D/1964.04.18 — André Malraux : «Discours prononcé lors de l’inauguration de la Maison de la culture de Bourges»

André Malraux

 

Discours prononcé le 18 avril 1964 lors de l'inauguration de

la Maison de la Culture de Bourges

 

         Ce qui se passe ici est une certaine aventure probablement dans le monde entier. Il y a cinq ans, nous avons dit que la France reprenait sa mission dans l'ordre de l'esprit et on nous a répondu de tous côtés : faites donc appel aux Français, ils ne viendront pas. Eh bien ! puisque la télévision existe, au lieu de regarder les orateurs, qu'elle prenne cette salle : la France qu'on avait appelée, elle est là ! Dans cette ville de 60.000 habitants, voilà une salle entière de gens qui se sont dérangés pour le domaine de l'esprit. Et si, à Paris, dans un district de 10 millions d'habitants, il y avait autant d'adhérents qu'il y en a dans cette ville, il n'y aurait pas une salle de Paris qui pût contenir les Français qui devraient s'y trouver.

         Je dis que c'est une aventure dans le domaine de l'esprit parce qu'il faut que l'on comprenne bien que le mot loisir devrait disparaître de notre vocabulaire commun. Oui ! Il faut que les gens aient des loisirs. Oui ! il faut les aider à avoir les meilleurs loisirs du monde. Mais, si la culture existe, ce n'est pas du tout pour que les gens s'amusent, parce qu'ils peuvent aussi s'amuser et peut-être bien davantage, avec tout autre chose et même avec le pire.

         Ce qui est la racine de la culture, c'est que la civilisation qui est la nôtre et qui, même dans des pays en partie religieux, n'est plus une civilisation religieuse, laisse l'homme seul en face de son destin et du sens de sa vie. Et ce qu'on appelle la culture, c'est l'ensemble des réponses mystérieuses que peut se faire un homme lorsqu'il regarde dans une glace ce que sera son visage de mort.

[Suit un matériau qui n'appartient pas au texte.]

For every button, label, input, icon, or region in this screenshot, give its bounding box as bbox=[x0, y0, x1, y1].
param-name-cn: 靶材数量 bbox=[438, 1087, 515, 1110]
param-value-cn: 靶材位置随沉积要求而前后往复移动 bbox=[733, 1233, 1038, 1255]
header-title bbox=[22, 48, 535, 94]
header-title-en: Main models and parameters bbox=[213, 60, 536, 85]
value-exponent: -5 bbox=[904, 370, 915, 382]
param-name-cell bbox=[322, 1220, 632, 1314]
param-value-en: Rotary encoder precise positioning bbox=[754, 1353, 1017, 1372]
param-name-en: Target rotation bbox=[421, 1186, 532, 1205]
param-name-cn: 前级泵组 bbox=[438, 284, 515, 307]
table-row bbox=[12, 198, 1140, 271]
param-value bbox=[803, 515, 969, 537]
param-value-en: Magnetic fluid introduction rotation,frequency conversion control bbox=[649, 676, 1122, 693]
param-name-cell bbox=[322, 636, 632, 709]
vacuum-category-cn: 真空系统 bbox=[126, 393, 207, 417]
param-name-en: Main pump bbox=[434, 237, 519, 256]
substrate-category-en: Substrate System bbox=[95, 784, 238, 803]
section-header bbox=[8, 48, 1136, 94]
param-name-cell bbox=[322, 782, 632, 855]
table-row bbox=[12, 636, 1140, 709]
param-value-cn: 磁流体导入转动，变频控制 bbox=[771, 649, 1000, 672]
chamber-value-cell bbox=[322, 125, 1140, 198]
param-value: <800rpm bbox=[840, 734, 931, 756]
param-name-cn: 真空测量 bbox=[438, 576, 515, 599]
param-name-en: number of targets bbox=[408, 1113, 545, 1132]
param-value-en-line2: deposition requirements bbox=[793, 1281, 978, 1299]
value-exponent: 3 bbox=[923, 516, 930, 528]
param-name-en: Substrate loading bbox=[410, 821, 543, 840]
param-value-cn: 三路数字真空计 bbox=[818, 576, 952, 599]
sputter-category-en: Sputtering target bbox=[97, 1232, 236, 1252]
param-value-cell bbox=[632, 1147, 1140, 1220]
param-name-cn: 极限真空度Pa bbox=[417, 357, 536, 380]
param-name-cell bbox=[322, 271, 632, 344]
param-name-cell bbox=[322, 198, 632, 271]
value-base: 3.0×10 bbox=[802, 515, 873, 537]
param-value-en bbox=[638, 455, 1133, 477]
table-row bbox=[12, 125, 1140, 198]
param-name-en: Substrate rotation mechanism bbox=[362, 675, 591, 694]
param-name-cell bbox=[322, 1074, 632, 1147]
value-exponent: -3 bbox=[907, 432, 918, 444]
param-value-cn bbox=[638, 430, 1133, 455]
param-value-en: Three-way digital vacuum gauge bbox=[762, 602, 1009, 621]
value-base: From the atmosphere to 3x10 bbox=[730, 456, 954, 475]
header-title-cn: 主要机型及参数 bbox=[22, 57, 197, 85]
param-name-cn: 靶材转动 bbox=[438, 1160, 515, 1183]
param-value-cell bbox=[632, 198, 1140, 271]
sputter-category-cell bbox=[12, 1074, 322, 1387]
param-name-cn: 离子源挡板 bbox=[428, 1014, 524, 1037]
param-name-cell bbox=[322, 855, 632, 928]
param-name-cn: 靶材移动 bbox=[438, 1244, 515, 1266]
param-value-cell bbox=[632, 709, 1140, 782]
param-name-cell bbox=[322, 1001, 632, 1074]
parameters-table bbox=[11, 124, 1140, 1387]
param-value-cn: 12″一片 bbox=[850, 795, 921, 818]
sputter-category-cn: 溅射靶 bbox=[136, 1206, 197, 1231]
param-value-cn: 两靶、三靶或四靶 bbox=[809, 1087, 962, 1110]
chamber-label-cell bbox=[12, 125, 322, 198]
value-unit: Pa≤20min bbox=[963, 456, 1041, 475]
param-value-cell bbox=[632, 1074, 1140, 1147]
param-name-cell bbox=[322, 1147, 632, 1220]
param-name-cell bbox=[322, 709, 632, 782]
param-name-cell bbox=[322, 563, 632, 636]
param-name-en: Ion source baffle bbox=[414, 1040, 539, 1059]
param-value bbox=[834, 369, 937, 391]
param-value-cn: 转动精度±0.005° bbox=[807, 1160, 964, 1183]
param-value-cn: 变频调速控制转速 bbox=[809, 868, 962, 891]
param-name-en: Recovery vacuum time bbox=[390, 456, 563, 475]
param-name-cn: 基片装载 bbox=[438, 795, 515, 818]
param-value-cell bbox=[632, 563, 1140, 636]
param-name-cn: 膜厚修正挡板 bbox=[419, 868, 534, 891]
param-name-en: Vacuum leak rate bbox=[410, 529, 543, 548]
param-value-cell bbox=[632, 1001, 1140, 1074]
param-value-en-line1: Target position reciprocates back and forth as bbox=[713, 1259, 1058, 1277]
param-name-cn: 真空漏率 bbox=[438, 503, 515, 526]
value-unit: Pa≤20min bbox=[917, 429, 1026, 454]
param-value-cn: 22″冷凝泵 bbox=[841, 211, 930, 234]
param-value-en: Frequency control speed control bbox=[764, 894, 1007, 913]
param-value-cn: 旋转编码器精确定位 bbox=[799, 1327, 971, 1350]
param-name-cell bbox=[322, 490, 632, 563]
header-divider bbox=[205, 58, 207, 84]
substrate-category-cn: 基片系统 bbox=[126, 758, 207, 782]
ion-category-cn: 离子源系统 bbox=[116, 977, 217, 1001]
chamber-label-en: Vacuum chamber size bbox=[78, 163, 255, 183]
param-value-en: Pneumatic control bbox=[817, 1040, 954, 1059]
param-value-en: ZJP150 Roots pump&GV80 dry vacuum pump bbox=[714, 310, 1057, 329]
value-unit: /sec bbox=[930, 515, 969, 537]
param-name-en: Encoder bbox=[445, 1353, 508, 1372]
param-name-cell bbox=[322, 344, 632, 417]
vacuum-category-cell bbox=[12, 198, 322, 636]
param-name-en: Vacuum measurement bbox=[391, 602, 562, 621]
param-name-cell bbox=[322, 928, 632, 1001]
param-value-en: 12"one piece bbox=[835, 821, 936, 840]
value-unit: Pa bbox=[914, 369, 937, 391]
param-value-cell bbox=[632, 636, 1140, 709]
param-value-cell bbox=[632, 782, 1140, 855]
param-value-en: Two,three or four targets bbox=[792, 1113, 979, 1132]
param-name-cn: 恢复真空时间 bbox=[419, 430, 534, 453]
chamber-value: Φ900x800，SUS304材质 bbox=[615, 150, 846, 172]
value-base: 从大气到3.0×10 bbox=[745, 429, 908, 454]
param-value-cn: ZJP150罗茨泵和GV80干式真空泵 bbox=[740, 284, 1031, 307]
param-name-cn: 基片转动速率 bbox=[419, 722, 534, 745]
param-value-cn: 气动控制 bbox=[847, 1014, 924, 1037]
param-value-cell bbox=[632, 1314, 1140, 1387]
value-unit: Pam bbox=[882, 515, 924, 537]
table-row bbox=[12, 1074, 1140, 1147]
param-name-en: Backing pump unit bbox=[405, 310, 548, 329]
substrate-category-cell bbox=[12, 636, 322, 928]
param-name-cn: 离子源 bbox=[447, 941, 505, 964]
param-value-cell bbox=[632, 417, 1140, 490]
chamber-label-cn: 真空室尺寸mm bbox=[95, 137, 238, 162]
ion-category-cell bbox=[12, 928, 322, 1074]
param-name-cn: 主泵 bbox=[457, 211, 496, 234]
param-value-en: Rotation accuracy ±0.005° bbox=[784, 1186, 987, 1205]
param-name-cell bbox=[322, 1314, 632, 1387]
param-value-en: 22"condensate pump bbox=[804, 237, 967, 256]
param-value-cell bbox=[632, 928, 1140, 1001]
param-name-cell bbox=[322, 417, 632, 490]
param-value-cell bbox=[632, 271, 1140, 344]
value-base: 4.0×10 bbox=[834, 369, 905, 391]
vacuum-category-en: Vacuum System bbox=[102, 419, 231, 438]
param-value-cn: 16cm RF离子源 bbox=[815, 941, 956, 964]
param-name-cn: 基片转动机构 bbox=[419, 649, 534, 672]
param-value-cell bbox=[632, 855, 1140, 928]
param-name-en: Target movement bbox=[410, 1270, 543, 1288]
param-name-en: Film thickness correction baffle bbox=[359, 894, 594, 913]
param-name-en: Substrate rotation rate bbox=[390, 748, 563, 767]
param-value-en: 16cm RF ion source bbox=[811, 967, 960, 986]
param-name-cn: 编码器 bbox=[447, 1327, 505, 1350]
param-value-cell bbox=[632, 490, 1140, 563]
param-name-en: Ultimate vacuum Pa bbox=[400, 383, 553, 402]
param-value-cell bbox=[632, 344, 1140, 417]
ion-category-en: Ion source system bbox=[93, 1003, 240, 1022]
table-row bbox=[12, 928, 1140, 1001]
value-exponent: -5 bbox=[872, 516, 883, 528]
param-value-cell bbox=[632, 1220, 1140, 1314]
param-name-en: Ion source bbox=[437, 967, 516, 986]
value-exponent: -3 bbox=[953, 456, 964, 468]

         Lorsque nous parlons de culture, nous parlons très simplement de tout ce qui, sur la terre, a appartenu au vaste domaine de ce qui n'est plus, mais qui a survécu. Ne parlons pas même d'immortalité car la Renaissance a voulu l'immortalité, mais ce qui la précédait ne voulait que l'éternité. Peu importe, nous n'avons plus aucune réalité de César ou d'Alexandre; les rois sumériens sont à peine pour nous des noms; mais, lorsque nous sommes dans un musée en face d'un chef-d'œuvre contemporain d'Alexandre, nous sommes dans un dialogue avec cette statue. Lorsque nous lisons L'Iliade, nous sommes dans un dialogue avec quelque chose dont il ne reste rien. Et, lorsque nous pensons à ce que fut la Grèce antique, lorsque nous pensons qu'il ne reste absolument rien de ce qui fut pourtant la première liberté des hommes, nous savons que nous entendrons quelque chose que vous allez entendre tout de suite, car je n'ai qu'à citer, c'est la voix d'Antigone lorsqu'elle dit : «Je ne suis pas sur la terre pour partager la haine, mais pour partager l'amour».

         La culture, c'est l'ensemble de telles paroles et l'ensemble de toutes les formes, fussent-elles les formes du rire, qui ont été plus fortes que la mort parce que la seule puissance égale aux puissances de la nuit, c'est la puissance inconnue et mystérieuse de l'immortalité.